Maybe it’s time your video camera caught up with your television monitor. You could have been excused in the HD/1080p TV era if your camera was flat, rectangular, and capable of making phone calls. But if you want to take advantage of the contemporary 4K-display age, capturing landscapes or shooting in the absence of natural light, the hole-punch size lens on your smartphone will always pale in comparison to what you can do with a camcorder. Happily, the new age of user-friendly camcorders doesn’t entail carrying a huge box on your shoulder or any geek-like technical proficiency.
With its sleek appearance, you mightn’t recognize Sony’s FDR-AX700 4K HDR ($1,900) as a relative of the camera you owned before the smartphone revolution. Nor does it perform like it. Its 4K resolution upgrades the old gold standard of 1080p with twice the amount of pixels, making it easier than ever for amateurs to shoot professional-grade video. If you’re thinking your iPhone, Samsung Galaxy or Google Pixel already shoots in 4K, remember that the Sony 4K HDR facilitates those pixels with a lens, professional-grade sensors and image processors that are simply too large to fit inside of cell phones and smaller cameras.
The 29mm Zeiss lens captures luminous high-dynamic-range video. It’s primarily a wide-angle lens, ideal for filming landscapes, but the 12x optical zoom adds versatility, allowing you to capture far away subjects without sacrificing quality.

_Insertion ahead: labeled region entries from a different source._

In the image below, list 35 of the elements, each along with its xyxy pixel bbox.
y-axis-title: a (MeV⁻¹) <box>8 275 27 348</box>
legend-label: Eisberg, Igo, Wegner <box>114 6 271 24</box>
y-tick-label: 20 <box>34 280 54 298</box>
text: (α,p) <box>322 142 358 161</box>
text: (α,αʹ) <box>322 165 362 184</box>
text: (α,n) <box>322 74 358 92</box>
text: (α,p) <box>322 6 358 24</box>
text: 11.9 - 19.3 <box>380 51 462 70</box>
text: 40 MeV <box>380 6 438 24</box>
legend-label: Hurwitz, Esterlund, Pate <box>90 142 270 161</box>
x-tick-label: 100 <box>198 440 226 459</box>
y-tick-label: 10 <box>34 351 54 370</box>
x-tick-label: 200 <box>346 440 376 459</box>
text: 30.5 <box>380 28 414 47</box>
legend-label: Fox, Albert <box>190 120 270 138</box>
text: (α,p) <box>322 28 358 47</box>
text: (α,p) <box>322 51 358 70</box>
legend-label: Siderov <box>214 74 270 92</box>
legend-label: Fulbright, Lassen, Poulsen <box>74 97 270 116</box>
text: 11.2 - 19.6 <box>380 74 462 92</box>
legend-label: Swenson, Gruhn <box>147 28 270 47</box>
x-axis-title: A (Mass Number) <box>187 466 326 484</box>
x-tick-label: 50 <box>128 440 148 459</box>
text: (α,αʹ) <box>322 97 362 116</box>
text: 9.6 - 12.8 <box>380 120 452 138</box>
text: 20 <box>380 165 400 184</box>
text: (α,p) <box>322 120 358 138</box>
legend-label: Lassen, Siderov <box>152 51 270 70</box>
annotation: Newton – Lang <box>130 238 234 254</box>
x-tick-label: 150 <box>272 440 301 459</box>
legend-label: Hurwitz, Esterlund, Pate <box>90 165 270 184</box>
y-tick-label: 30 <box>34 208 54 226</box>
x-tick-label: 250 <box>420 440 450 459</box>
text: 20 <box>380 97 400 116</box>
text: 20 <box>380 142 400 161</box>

The image sensor, which captures light through the lens and transforms it into a digital image, is the same as the one-inch CMOS sensor that Sony uses in some of its professional-grade video cameras. The image processor, which converts raw data into a format that can be stored on a memory card, is the Bionz X borrowed from the company’s most expensive DSLR digital cameras.
But don’t let these professional-grade specs scare you. The operation of the Sony 4K HDR is essentially point and shoot. Choose between one of the four built-in neutral density filters, press record, and the camera will handle everything else. It even has a built-in HDMI port, so you can view your footage by plugging it directly into the television.
An ideal camera for travel, the Sony 4K HDR is compact and designed for handheld use. It also features two SD slots to record across two different memory cards without interruption.
Should shooting in true 4K inspire you to step up your filmmaking game, some advanced options will assist in your post-production and the camcorder also has a manual setting that provides an easy way of learning the ins and outs of aperture and shutter speed. What else could the budding Spielberg ask for?